The loss of the generals orchestrating the pro-Assad paramilitary Shabiha’s savage crackdown on the opposition has seriously weakened Assad’s protective circle of trusties and reduced his military and security options.
Also today, the Syrian ruler was given a “last warning” through intelligence channels in the West to leave the warheads and shells loaded with mustard gas, sarin and cyanide where they are. If he dared move them out of the northern and central locations where he deployed them last week, they would be destroyed from the air.
DEBKAfile names the defecting Shabiha commanders as: Gen. Mohamed Tatouh, Deputy chief of Syrian political intelligence, and Gen. Mohamed Kodissia, deputy chief of the “Palestinian” Intelligence agency (a misnomer: it has nothing to do with Palestinians).

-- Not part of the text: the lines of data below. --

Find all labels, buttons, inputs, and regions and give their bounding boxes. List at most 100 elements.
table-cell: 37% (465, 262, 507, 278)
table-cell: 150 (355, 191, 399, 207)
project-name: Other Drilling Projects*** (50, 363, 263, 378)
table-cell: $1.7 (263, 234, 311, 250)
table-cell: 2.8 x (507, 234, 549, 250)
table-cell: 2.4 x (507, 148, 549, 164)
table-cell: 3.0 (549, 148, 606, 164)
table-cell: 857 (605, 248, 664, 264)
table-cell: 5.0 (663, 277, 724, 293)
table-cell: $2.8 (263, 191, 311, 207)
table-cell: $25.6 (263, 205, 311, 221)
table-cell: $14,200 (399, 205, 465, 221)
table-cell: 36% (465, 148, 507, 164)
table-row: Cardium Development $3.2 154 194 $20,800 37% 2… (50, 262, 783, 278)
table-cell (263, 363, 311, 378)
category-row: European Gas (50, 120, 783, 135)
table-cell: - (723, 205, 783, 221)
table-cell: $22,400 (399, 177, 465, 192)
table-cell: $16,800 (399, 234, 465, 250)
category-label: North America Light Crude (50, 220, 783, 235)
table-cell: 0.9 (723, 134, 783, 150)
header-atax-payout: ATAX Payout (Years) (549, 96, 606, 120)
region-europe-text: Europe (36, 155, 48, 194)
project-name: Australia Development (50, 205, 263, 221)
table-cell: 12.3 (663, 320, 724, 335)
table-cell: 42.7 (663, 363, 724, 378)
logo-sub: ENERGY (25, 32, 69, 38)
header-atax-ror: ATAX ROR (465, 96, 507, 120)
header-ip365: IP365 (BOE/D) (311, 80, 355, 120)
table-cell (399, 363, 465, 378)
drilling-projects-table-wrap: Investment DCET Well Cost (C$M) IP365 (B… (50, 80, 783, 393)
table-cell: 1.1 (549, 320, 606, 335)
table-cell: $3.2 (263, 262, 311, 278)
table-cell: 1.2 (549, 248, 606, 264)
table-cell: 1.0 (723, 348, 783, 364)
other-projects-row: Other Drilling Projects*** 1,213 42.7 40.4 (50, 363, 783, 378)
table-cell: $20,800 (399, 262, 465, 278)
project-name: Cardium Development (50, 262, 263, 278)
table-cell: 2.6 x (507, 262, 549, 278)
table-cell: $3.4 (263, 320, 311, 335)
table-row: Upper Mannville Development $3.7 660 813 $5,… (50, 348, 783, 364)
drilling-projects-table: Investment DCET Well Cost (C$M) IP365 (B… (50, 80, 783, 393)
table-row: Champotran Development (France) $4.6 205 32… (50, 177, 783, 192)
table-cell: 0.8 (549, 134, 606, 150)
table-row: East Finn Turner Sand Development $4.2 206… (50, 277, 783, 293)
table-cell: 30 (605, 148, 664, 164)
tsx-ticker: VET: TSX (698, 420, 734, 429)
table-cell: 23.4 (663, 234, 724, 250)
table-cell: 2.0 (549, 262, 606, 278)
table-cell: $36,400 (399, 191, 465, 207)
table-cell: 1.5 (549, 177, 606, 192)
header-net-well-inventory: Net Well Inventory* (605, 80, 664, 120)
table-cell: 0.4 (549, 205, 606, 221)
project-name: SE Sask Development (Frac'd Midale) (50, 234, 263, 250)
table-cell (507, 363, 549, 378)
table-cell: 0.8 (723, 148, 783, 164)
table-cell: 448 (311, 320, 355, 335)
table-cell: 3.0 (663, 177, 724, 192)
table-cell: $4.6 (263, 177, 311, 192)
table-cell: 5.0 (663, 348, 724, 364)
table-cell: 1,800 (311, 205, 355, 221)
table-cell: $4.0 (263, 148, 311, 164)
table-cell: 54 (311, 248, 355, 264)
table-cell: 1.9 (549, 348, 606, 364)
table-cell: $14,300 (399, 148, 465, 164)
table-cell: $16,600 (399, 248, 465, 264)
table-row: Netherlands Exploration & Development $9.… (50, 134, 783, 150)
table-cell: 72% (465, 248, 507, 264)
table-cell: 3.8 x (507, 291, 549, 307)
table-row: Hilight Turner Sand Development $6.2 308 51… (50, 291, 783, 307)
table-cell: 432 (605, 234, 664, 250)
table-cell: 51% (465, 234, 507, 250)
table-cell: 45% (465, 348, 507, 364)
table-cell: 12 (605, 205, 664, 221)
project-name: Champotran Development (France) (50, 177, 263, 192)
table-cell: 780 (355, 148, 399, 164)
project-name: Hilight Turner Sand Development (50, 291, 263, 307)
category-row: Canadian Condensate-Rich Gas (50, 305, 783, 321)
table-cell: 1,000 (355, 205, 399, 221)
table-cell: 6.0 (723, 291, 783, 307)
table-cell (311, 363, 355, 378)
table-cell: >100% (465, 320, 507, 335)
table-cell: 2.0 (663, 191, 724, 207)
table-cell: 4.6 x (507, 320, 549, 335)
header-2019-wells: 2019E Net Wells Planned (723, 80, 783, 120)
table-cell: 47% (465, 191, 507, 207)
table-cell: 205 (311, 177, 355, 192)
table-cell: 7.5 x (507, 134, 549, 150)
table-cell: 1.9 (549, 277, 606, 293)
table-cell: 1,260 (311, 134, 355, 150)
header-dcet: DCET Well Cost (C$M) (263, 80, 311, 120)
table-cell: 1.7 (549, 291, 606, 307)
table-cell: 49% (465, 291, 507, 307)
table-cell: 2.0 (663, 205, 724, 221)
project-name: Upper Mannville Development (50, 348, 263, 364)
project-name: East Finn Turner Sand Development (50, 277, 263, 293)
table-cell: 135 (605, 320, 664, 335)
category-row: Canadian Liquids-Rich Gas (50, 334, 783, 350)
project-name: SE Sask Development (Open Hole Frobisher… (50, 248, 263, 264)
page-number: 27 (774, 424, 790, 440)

The murdered general, Ali Khallouf, was ambushed by rebels in Aleppo.
Maj. Gen. Adnan Nawras Salou, a Sunnite, who headed the chemical warfare authority until 2008, will no doubt have important intelligence to offer the West about the Assad regime’s current activities and plans for his WMD.
DEBKAfile points to three singular features of the latest wave of defections:
1. They all managed to spirit their families out of Syria well before they absconded themselves, an operation that must have required weeks of careful and secret preparation. The failure of Assad’s many-tentacled, clandestine agencies to discover what was up and foil the walkouts, attests to serious lapses in their notorious efficiency.
2. All the defectors served in Damascus at the regime’s nerve center for suppressing the revolt.
3. They all made tracks for Beirut before making their way to Turkey. Neverthetheless, the extensive spy networks run by Iran and Hizballah in the Lebanese capital failed to pick up on the city’s use as a way station for Syrian defectors in flight to Turkey.
4. Despite their active roles in crushing the civil uprising in Syria, those generals clearly hoped to escape the consequences of their actions and becoming liable for prosecution. The Red Cross Committee in Geneva, the first international organization to call the violence in Syria a full-blown civil war, made it clear Sunday, July 15, that international humanitarian law applied henceforth throughout the country and provided a basis for war crimes prosecution, especially if civilians were attacked.